Après s’être hissée au sommet de son sport en devenant championne dans trois catégories de poids différentes plus rapidement que quiconque dans l’histoire, Classera Shields ambitionne plus que jamais de laisser une autre forme d’héritage dans le monde de la boxe professionnelle.

L’Américaine qui affrontera Marie-Ève Dicaire dans un mégacombat d’unification des poids super-mi-moyens le 5 mars prochain à Flint, au Michigan, souhaite qu’elle et ses semblables obtiennent plus de reconnaissance et que cela se traduise par les bourses qu’elles reçoivent.

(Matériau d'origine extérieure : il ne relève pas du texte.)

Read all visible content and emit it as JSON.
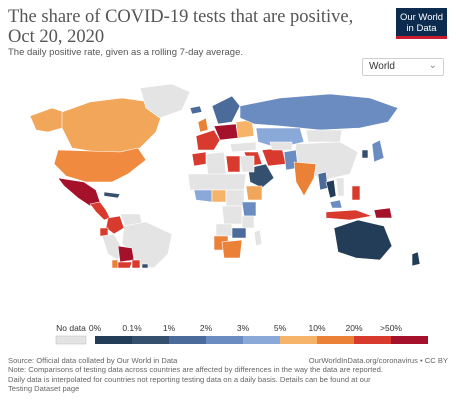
{
  "header": {
    "title": "The share of COVID-19 tests that are positive, Oct 20, 2020",
    "subtitle": "The daily positive rate, given as a rolling 7-day average.",
    "logo_line1": "Our World",
    "logo_line2": "in Data"
  },
  "region_select": {
    "selected": "World"
  },
  "legend": {
    "nodata_label": "No data",
    "bins": [
      {
        "label": "0%",
        "color": "#233d59"
      },
      {
        "label": "0.1%",
        "color": "#35506f"
      },
      {
        "label": "1%",
        "color": "#4b6c9a"
      },
      {
        "label": "2%",
        "color": "#6a8cc0"
      },
      {
        "label": "3%",
        "color": "#8ba9d8"
      },
      {
        "label": "5%",
        "color": "#f6b36a"
      },
      {
        "label": "10%",
        "color": "#ea8137"
      },
      {
        "label": "20%",
        "color": "#d93a2e"
      },
      {
        "label": ">50%",
        "color": "#a5102a"
      }
    ]
  },
  "footer": {
    "source": "Source: Official data collated by Our World in Data",
    "url": "OurWorldInData.org/coronavirus • CC BY",
    "note1": "Note: Comparisons of testing data across countries are affected by differences in the way the data are reported.",
    "note2": "Daily data is interpolated for countries not reporting testing data on a daily basis. Details can be found at our",
    "note3": "Testing Dataset page"
  },
  "colors": {
    "no_data": "#e4e4e4",
    "border": "#ffffff",
    "brand": "#0c2b4e",
    "brand_accent": "#cc1a2e"
  },
  "regions": [
    {
      "name": "Canada",
      "color": "#f2a65a"
    },
    {
      "name": "Alaska",
      "color": "#f2a65a"
    },
    {
      "name": "Greenland",
      "color": "#e4e4e4"
    },
    {
      "name": "United States",
      "color": "#f08a3e"
    },
    {
      "name": "Mexico",
      "color": "#a5102a"
    },
    {
      "name": "Central America",
      "color": "#d93a2e"
    },
    {
      "name": "Cuba",
      "color": "#35506f"
    },
    {
      "name": "Colombia",
      "color": "#d93a2e"
    },
    {
      "name": "Venezuela",
      "color": "#e4e4e4"
    },
    {
      "name": "Ecuador",
      "color": "#d93a2e"
    },
    {
      "name": "Peru",
      "color": "#e4e4e4"
    },
    {
      "name": "Brazil",
      "color": "#e4e4e4"
    },
    {
      "name": "Bolivia",
      "color": "#a5102a"
    },
    {
      "name": "Paraguay",
      "color": "#d93a2e"
    },
    {
      "name": "Chile",
      "color": "#ea8137"
    },
    {
      "name": "Argentina",
      "color": "#d93a2e"
    },
    {
      "name": "Uruguay",
      "color": "#35506f"
    },
    {
      "name": "Iceland",
      "color": "#4b6c9a"
    },
    {
      "name": "United Kingdom",
      "color": "#ea8137"
    },
    {
      "name": "Scandinavia",
      "color": "#4b6c9a"
    },
    {
      "name": "Western Europe",
      "color": "#d93a2e"
    },
    {
      "name": "Central Europe",
      "color": "#a5102a"
    },
    {
      "name": "Eastern Europe",
      "color": "#f6b36a"
    },
    {
      "name": "Russia",
      "color": "#6a8cc0"
    },
    {
      "name": "Kazakhstan",
      "color": "#8ba9d8"
    },
    {
      "name": "Mongolia",
      "color": "#e4e4e4"
    },
    {
      "name": "China",
      "color": "#e4e4e4"
    },
    {
      "name": "Turkey",
      "color": "#e4e4e4"
    },
    {
      "name": "Middle East",
      "color": "#d93a2e"
    },
    {
      "name": "Saudi Arabia",
      "color": "#35506f"
    },
    {
      "name": "Iran",
      "color": "#d93a2e"
    },
    {
      "name": "Central Asia",
      "color": "#e4e4e4"
    },
    {
      "name": "Pakistan",
      "color": "#6a8cc0"
    },
    {
      "name": "India",
      "color": "#ea8137"
    },
    {
      "name": "Myanmar",
      "color": "#4b6c9a"
    },
    {
      "name": "Thailand",
      "color": "#233d59"
    },
    {
      "name": "Vietnam",
      "color": "#e4e4e4"
    },
    {
      "name": "Malaysia",
      "color": "#6a8cc0"
    },
    {
      "name": "Indonesia",
      "color": "#d93a2e"
    },
    {
      "name": "Philippines",
      "color": "#d93a2e"
    },
    {
      "name": "Papua New Guinea",
      "color": "#a5102a"
    },
    {
      "name": "Japan",
      "color": "#6a8cc0"
    },
    {
      "name": "Korea",
      "color": "#35506f"
    },
    {
      "name": "Australia",
      "color": "#233d59"
    },
    {
      "name": "New Zealand",
      "color": "#233d59"
    },
    {
      "name": "Morocco",
      "color": "#d93a2e"
    },
    {
      "name": "Algeria",
      "color": "#e4e4e4"
    },
    {
      "name": "Libya",
      "color": "#d93a2e"
    },
    {
      "name": "Egypt",
      "color": "#e4e4e4"
    },
    {
      "name": "Sahel",
      "color": "#e4e4e4"
    },
    {
      "name": "West Africa",
      "color": "#8ba9d8"
    },
    {
      "name": "Nigeria",
      "color": "#f6b36a"
    },
    {
      "name": "Central Africa",
      "color": "#e4e4e4"
    },
    {
      "name": "Ethiopia",
      "color": "#f2a65a"
    },
    {
      "name": "East Africa",
      "color": "#6a8cc0"
    },
    {
      "name": "Congo",
      "color": "#e4e4e4"
    },
    {
      "name": "Tanzania",
      "color": "#e4e4e4"
    },
    {
      "name": "Angola",
      "color": "#e4e4e4"
    },
    {
      "name": "Zambia",
      "color": "#4b6c9a"
    },
    {
      "name": "Namibia",
      "color": "#ea8137"
    },
    {
      "name": "South Africa",
      "color": "#ea8137"
    },
    {
      "name": "Madagascar",
      "color": "#e4e4e4"
    }
  ]
}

Shields (10-0, 2 K.-O.) et Dicaire (17-0) seront ainsi les vedettes d’un événement présenté sur demande dans lequel il n’y aura que des combats de boxe féminine à l’affiche. En plus des deux finalistes, Danielle Perkins, Nadia Meknouzi et Raquel Miller devraient notamment se battre.

Même si l’Américaine concède qu’il s’agit d’un pari risqué, elle demeure convaincue que le gala du 5 mars permettra de prouver que la boxe féminine suscite l’intérêt d’une masse critique d’amateurs et qu’il est possible pour les différents intervenants impliqués d’en tirer un bénéfice.

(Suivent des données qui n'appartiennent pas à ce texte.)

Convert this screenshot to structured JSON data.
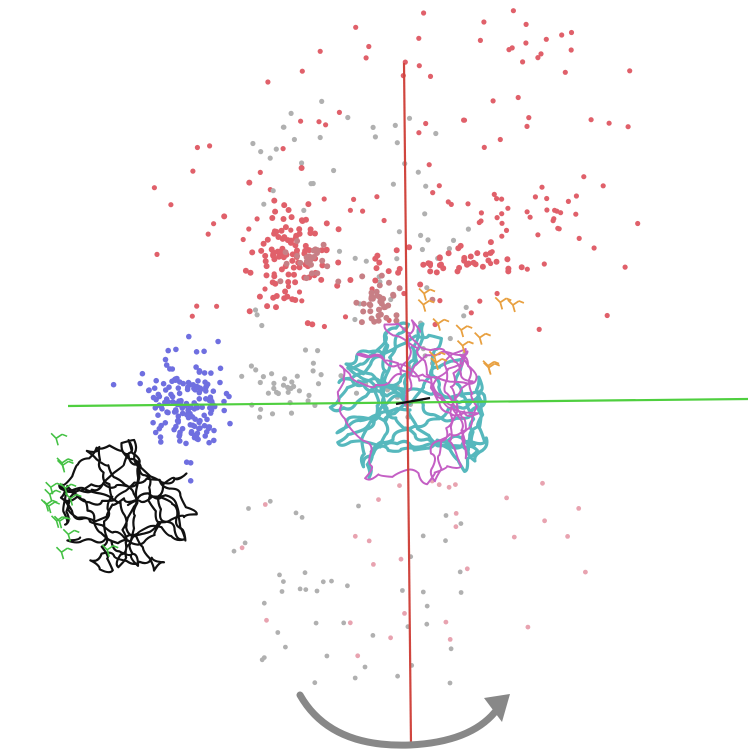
{
  "scene": {
    "subject": "molecular-dynamics-visualization",
    "colors": {
      "background": "#ffffff",
      "vertical_axis": "#d0453e",
      "horizontal_axis": "#4fcf3f",
      "dot_red": "#e0606a",
      "dot_grey": "#b0b0b0",
      "dot_pink": "#e8a3b0",
      "dot_blue": "#6f6fe0",
      "dot_rose": "#c77f85",
      "protein_cyan": "#56b8bd",
      "protein_magenta": "#c45fc4",
      "ligand_orange": "#e8a040",
      "protein_black": "#111111",
      "ligand_green": "#44c144",
      "rotation_arrow": "#888888"
    },
    "icons": {
      "rotation": "curved-rotation-arrow"
    }
  }
}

« Mon équipe et moi avons décidé de franchir une nouvelle étape en vue de ce combat, a lancé Shields pendant une visioconférence organisée jeudi après-midi. Nous avons décidé de ne plus attendre après les réseaux de télévision et de créer notre propre événement sur demande. »

Depuis son premier combat de championnat du monde en août 2017, tous les duels de Shields ont été présentés en finale de galas télédiffusés sur Showtime aux États-Unis et cela devait être encore le cas lorsque la rencontre au sommet avec Dicaire a été annoncée une première fois en mars 2020. Mais la pandémie de coronavirus est venue changer complètement l’état des lieux.

Alors que le sport a repris tranquillement ses activités au début de l’été, l’affrontement Shields-Dicaire a été repoussé à une dizaine de reprises. En novembre, le Journal de Montréal rapportait que Shields s’était associée à Zuffa Boxing et que le combat serait présenté sur l’UFC Fight Pass. Au même moment, une source avait cependant indiqué à RDS.ca que les demandes financières de l’Américaine étaient tellement élevées qu’il doutait très fortement de la viabilité du projet.

Devant l’impasse, le promoteur de Shields – Salita Promotions – a décidé de prendre le taureau par les cornes en assumant une part importante du risque. Des 300 000 $ US que Shields aurait empochés à son dernier combat, elle toucherait une bourse avoisinant les 400 000 $ cette fois.

« Il faut savoir que selon le modèle actuellement en place, les filles ne sont pas assez payées, a martelé Shields. Je suis très excitée de connaître le nombre de personnes qui vont commander l’événement. Il s’agit d’une première, mais je suis d’avis qu’il y en aura un autre, puis un autre. »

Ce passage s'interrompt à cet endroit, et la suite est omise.